Southeastern Section - 68th Annual Meeting - 2019

Paper No. 28-11
Presentation Time: 11:35 AM


WATSON, Sara1, BECKINGHAM, Barbara A.1, VULAVA, Vijay M.1 and MULLAUGH, Katherine2, (1)Geology and Environmental Geosciences, College of Charleston, 66 George Street, Charleston, SC 29424, (2)Chemistry, College of Charleston, 66 George Street, Charleston, SC 29424

Citizen science may enable more public engagement with stormwater issues, including water quality of ponds or streams in their communities, but management based on citizen science requires data accuracy. The purpose of this study was to assess the reliability of simple water quality test kits using known concentrations of nitrate (NO3-N) for on-site water quality monitoring of stormwater ponds. Nitrate is an important parameter for establishing the nutrient availability of a system. The study was conducted with a large participant number (N=16) by creating a laboratory exercise for an undergraduate Analytical Chemistry course. The test kits involve the cadmium reduction method, a colorimetric reaction with a premixed powder pillow reagent which reacts with nitrate to form an amber-colored compound. Students created a calibration curve using a nitrate standard stock, used powder pillows for the reaction, and measured the resulting solution at two different absorption wavelengths (400 nm and 520 nm). They then evaluated an unknown sample (7.8 ppm) using i) pre-programmed calibration (Hach Model DR900), ii) absorption at 520 nm (Hach Model DR900) and iii) absorption at 400 nm and 520 nm using a spectrophotometer device (either Vernier SpectroVis Plus or Oceans Optics USB-650 Red Tide) with calculation of concentration using their standard curves at both wavelengths. Analysis of the data showed that when students used the pre-programmed Hach Model DR900 (at 520 nm), 25% of results were within 10% of the known concentration, 44% within 15%, and 50% within 20%. When the concentration was calculated using the created standard curve for the Hach Model DR900 at 520 nm these results improved to 31% within 10%, 62% within 15%, and 75% within 20%; however, some students had difficulty applying the calibration curve calculation so data needed quality control.

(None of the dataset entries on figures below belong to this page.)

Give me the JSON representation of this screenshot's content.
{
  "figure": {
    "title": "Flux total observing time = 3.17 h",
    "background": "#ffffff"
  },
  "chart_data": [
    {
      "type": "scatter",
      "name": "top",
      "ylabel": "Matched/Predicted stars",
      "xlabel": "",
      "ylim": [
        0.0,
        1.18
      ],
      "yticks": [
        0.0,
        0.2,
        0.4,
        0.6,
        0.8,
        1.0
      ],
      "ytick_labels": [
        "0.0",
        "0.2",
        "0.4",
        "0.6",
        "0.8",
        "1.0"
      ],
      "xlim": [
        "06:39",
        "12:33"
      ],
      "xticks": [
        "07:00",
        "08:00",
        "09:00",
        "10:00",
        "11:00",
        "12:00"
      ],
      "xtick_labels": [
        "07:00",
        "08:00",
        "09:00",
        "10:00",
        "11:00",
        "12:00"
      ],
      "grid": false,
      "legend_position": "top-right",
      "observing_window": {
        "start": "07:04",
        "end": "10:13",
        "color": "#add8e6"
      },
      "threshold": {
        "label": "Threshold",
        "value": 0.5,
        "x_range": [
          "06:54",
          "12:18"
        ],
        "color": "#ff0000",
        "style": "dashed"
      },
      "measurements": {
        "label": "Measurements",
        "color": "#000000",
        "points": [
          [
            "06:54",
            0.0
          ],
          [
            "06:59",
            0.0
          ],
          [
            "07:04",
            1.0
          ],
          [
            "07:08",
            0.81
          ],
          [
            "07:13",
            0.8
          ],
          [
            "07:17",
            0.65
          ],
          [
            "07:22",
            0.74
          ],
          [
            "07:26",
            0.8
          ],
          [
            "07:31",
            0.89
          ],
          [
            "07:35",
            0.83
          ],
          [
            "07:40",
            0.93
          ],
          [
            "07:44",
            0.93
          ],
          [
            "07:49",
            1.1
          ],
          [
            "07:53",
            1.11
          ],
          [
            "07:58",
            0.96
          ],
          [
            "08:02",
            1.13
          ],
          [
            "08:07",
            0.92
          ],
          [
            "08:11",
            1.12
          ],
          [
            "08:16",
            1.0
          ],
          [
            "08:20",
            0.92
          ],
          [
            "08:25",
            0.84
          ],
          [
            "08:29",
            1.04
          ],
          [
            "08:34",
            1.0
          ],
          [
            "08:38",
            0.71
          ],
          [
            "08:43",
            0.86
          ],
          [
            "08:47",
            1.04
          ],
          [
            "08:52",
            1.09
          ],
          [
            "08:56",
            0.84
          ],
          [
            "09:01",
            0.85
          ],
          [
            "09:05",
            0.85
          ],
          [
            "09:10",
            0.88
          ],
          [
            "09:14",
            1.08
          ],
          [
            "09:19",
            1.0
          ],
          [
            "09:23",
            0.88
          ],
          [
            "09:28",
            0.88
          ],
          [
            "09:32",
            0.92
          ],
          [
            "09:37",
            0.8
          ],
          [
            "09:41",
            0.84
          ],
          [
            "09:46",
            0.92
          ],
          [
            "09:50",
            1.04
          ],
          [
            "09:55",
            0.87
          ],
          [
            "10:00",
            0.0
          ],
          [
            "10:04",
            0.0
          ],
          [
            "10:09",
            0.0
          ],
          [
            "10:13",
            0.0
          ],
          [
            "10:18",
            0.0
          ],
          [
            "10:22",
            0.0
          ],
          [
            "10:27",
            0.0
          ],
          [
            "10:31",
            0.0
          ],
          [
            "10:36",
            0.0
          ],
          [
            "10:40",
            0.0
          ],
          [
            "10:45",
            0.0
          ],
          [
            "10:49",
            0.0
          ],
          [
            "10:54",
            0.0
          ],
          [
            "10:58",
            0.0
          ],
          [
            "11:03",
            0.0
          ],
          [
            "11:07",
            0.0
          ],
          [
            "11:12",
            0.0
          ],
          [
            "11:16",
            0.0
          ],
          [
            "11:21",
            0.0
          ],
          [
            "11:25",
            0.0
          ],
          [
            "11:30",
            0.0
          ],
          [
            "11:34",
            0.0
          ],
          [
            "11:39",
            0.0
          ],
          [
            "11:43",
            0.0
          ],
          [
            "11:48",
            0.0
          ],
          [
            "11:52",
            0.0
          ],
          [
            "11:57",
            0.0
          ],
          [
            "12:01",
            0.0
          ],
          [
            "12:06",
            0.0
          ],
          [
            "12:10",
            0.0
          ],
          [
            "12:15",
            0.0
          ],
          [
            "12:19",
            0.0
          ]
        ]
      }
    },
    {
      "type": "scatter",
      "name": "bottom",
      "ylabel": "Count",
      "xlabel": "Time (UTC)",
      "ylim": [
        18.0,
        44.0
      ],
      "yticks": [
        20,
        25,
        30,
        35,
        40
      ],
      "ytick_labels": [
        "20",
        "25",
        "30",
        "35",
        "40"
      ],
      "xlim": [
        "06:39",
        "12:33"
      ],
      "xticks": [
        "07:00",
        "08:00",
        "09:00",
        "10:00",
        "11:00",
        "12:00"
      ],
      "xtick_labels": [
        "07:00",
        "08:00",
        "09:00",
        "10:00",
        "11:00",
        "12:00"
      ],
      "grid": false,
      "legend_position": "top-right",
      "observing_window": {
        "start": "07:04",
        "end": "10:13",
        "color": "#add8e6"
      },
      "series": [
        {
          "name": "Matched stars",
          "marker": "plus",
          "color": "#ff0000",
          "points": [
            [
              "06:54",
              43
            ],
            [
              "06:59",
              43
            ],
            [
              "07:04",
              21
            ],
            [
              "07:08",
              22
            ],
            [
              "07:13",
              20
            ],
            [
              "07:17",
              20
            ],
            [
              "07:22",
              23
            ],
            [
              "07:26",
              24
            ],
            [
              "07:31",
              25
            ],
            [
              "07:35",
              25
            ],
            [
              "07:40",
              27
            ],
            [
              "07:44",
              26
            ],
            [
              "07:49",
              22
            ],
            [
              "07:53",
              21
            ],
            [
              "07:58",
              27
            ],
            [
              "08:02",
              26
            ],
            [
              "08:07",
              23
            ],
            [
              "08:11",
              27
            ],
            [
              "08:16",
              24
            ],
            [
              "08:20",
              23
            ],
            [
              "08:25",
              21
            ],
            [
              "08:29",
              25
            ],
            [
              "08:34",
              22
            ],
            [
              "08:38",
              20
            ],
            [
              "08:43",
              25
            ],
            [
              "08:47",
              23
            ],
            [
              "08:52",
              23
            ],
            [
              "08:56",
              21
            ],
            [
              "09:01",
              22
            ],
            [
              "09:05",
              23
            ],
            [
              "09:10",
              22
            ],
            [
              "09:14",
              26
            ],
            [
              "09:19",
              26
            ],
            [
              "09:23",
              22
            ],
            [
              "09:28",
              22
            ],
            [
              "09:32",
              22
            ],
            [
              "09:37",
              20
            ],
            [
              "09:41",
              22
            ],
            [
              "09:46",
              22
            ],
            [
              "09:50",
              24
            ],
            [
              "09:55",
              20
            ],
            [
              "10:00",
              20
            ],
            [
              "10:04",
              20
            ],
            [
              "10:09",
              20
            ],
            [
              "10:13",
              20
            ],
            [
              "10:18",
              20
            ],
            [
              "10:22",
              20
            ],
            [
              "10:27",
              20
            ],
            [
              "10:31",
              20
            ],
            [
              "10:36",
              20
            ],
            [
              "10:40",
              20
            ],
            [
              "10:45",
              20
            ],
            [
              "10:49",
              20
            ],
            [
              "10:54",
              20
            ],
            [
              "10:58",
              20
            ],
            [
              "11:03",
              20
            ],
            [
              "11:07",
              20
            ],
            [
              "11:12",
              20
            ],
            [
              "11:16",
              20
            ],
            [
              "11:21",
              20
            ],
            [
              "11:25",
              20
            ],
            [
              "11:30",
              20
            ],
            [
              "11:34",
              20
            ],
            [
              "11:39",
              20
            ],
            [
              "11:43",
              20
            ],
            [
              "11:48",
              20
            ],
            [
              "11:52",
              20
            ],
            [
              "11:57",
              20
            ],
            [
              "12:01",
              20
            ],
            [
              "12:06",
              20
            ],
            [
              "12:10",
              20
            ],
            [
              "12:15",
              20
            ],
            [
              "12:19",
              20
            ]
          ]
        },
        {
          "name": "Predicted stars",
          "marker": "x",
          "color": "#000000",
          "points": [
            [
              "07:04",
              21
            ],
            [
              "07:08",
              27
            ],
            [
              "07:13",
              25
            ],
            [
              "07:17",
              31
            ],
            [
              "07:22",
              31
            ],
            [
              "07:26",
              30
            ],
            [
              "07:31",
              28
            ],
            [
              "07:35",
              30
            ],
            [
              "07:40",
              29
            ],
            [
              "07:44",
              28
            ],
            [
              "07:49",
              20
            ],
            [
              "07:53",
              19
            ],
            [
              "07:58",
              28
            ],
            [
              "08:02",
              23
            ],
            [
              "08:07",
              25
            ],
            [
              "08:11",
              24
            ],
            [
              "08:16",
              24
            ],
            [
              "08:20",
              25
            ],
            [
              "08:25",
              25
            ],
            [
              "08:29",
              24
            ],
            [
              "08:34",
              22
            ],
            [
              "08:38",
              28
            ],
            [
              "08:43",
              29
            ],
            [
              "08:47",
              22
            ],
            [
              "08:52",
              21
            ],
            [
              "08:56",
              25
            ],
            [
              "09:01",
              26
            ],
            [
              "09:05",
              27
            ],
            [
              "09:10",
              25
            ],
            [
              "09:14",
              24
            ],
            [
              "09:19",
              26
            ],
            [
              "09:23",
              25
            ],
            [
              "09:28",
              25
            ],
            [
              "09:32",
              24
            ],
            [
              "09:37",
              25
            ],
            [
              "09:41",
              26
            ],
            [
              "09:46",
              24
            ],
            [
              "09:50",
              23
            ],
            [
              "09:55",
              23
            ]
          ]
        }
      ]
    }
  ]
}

Differences between equipment was also observed. The hand-held colorimeter may be a reliable and affordable tool for monitoring nitrate, and accuracy in the lab improves when a proper calibration curve is applied, however further testing is required for assessing in-field accuracy if it is to be employed for citizen science. Additional analyses will establish the accuracy compared to ion chromatography, and issues of interferences in natural water samples.